When a group of people come together to build or renovate a complex and
they share energy resources, water management, waste management and food production, and when we can combine living and working programmes, then zero carbon architecture will become a reality. There are some examples of exceptional small communities of ecological co-housing that are self-sufficient and share management and maintenance tasks, combine private work, unify travel and joint purchases. We must all rethink the way in which we live and build and without doubt, the new dynamic has to be based on working together. Undoubtedly, building communities with a zero ecological footprint involves this change of consciousness in which we move from competing to collaborating.


Which technologies support your work?

Thanks to our in-house Slow Research team, our practice brings together the principles of passive architecture with advanced technological solutions. To this end, we work closely with the best efficiency experts in Spain in the fields of energy demand calculation, optimisation of installations, sizing of structures and management of water and energy self-sufficiency. Once we have designed a house based on passive criteria, we cover the remaining demand through active systems that consume energy. The technologies that support our work prioritise the use of renewable energy, such as thermodynamic or photovoltaic solar panels to generate hot water or electricity. If we want to be able to generate electricity to disconnect from the grid, photovoltaic panels or wind turbines are currently the only solutions. A non-renewable option that we also use in the study is biomass, which despite not being free of CO2 emissions during its combustion process, is considered a zero-emission energy because the tree has previously absorbed the same amount of CO2 during its growth process.

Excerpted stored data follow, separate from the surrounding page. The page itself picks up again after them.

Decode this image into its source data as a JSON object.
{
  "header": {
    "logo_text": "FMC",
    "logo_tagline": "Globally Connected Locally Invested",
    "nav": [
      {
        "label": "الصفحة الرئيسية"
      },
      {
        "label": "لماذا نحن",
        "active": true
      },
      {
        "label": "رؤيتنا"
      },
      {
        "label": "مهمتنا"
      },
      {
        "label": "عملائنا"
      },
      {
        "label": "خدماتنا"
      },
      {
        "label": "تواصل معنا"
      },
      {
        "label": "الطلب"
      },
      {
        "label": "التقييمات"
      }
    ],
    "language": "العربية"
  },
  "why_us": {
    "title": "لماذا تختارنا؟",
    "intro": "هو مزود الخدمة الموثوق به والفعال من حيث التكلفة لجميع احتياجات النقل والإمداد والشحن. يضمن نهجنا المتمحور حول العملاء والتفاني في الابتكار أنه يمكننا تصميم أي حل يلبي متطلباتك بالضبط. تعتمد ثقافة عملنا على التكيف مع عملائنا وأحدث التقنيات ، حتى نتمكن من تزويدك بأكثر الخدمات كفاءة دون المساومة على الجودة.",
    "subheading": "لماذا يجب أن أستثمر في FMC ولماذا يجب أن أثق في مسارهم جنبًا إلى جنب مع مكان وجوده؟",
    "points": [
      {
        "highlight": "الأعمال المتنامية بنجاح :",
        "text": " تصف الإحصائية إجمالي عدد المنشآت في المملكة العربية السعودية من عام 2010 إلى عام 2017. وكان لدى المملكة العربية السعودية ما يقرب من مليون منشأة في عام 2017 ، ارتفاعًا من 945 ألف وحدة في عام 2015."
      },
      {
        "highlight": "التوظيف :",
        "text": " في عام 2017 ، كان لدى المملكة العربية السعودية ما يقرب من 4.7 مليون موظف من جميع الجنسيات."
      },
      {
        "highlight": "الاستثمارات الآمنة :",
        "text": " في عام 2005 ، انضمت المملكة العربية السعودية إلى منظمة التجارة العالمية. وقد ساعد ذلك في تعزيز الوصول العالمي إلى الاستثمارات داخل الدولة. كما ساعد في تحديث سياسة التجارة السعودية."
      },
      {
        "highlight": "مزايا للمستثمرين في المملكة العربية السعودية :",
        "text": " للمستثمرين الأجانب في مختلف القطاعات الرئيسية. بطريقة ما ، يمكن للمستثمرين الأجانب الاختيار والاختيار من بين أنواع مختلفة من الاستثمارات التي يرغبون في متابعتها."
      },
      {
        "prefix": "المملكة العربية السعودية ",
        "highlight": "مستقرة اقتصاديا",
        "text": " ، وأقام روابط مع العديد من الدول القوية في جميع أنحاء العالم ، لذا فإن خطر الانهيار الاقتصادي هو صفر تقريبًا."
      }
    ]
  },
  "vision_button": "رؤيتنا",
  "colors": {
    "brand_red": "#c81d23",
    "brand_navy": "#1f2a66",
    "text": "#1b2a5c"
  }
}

What is next for your studio?
We are comfortable with the volume of projects we manage at the moment, which allows us to apply Slow values to our daily lives and maintain a good work-life balance. We believe that not all growth should be in volume or revenue, but that we can grow in quality and innovation. The new Research section is an important commitment that aims to openly share the technical knowledge we acquire to contribute to better architecture.